There are at least three crucial levels at which his contribution to public administration could be highlighted. The first is the level of professional service at the national level. This is where the Professor first cut his professional administrative teeth, and eventually laid the foundation of his engagement with development economics and national development planning. By the time he had finished deploying his significant knowledge to the problematic of post-war reconstruction efforts under the Gowon regime, Professor Adedeji had earned himself the sobriquet of “The Professor of National Development Plan.” Appointed as the Federal Commissioner for Economic Development and Reconstruction, the then freshly minted Harvard University graduate was tasked with the onerous responsibility of mapping the economically messy terrain of post-war Nigeria. He definitely benefitted from the First National Development Planning (1962-1968).

But the challenges involved in this cannot be compared with the post-war national planning that had to go into the second and the third national planning, especially for a 36 year old fresh graduate who had to piece together the fundamentals of economically designing a blueprint that will enable the government make sense of an ethnically divided nation. From the second to the third development plans, the young professor at the Obafemi Awolowo University had the brilliant collaboration of sound minds, from Chief Olu Falae to Chief Ime Ebong.

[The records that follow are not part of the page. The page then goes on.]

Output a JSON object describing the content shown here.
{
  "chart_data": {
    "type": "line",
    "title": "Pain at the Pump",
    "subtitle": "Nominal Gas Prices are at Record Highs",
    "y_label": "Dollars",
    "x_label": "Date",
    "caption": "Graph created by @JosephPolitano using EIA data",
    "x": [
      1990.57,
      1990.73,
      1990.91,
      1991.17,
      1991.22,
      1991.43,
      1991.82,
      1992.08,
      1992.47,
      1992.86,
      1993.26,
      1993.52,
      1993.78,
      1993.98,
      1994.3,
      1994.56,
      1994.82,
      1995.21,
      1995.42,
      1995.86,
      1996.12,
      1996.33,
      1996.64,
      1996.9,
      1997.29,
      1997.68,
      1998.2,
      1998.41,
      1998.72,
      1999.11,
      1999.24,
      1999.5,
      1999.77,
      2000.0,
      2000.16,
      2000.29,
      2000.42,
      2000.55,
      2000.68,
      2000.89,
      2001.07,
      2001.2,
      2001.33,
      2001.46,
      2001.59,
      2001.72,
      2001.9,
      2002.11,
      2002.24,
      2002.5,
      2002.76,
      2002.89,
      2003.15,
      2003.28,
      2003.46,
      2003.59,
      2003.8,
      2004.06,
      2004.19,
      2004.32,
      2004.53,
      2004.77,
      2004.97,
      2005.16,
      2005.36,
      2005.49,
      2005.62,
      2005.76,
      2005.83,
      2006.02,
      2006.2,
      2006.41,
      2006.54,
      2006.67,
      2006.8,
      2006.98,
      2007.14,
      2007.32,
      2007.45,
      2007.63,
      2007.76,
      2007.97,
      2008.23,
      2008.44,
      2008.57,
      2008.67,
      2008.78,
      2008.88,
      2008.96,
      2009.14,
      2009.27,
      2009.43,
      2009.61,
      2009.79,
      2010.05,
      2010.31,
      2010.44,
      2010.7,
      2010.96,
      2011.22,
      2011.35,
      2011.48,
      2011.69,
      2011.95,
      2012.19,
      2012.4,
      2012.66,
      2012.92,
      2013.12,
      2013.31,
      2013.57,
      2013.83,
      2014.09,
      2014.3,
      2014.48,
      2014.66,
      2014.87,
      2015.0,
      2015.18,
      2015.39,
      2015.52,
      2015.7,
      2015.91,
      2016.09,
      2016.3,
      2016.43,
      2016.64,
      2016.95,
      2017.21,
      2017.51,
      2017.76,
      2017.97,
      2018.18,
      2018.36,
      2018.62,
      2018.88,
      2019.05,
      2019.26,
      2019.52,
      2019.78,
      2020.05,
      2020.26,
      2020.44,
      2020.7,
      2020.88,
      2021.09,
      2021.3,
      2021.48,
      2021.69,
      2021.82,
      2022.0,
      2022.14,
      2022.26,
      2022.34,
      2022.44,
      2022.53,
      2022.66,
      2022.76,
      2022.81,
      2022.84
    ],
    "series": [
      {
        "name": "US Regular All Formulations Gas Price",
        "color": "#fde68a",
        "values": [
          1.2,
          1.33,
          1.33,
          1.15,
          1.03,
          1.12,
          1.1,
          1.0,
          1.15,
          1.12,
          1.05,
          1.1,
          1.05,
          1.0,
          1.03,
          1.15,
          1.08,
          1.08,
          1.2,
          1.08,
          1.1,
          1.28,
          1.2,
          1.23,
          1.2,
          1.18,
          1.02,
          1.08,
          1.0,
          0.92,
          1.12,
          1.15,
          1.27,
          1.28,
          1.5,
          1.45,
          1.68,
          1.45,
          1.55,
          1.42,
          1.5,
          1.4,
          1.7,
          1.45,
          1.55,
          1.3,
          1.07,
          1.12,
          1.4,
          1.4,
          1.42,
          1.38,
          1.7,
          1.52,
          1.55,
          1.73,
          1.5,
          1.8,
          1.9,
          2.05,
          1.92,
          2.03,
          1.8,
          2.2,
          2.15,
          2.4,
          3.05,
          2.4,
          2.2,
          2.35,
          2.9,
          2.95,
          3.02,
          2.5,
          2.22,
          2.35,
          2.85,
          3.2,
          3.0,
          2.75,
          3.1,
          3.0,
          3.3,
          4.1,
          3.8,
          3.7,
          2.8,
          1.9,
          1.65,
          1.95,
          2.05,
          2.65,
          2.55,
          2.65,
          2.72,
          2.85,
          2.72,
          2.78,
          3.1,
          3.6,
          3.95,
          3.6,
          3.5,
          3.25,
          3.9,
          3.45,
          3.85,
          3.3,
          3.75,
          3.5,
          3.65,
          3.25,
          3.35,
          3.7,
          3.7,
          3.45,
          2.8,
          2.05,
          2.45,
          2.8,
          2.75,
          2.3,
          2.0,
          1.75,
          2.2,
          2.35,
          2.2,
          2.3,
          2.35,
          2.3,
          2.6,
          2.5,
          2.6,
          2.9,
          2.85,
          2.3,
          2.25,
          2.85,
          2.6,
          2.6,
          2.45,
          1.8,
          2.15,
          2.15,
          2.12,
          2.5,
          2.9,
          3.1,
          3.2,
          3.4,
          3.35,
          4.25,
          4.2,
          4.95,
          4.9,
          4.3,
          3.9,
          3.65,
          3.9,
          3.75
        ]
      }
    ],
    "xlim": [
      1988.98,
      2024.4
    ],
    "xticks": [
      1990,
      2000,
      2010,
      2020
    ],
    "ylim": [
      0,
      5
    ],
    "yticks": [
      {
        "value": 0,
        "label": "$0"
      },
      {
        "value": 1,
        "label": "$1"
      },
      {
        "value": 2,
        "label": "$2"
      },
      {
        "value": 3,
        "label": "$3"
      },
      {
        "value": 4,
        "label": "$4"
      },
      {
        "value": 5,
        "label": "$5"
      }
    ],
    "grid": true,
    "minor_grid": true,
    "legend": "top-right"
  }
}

But Professor Adedeji had his eyes on more intellectual challenges. And this is to be expected as the first professor of public administration in Nigeria. The establishment of the University of Ife Institute of Administration marked a significant turning point for the domestication and further transformation of the study of public administration in Nigeria. It came at a very critical point because Nigeria had just gained independence, and the administration of the country was already an issue.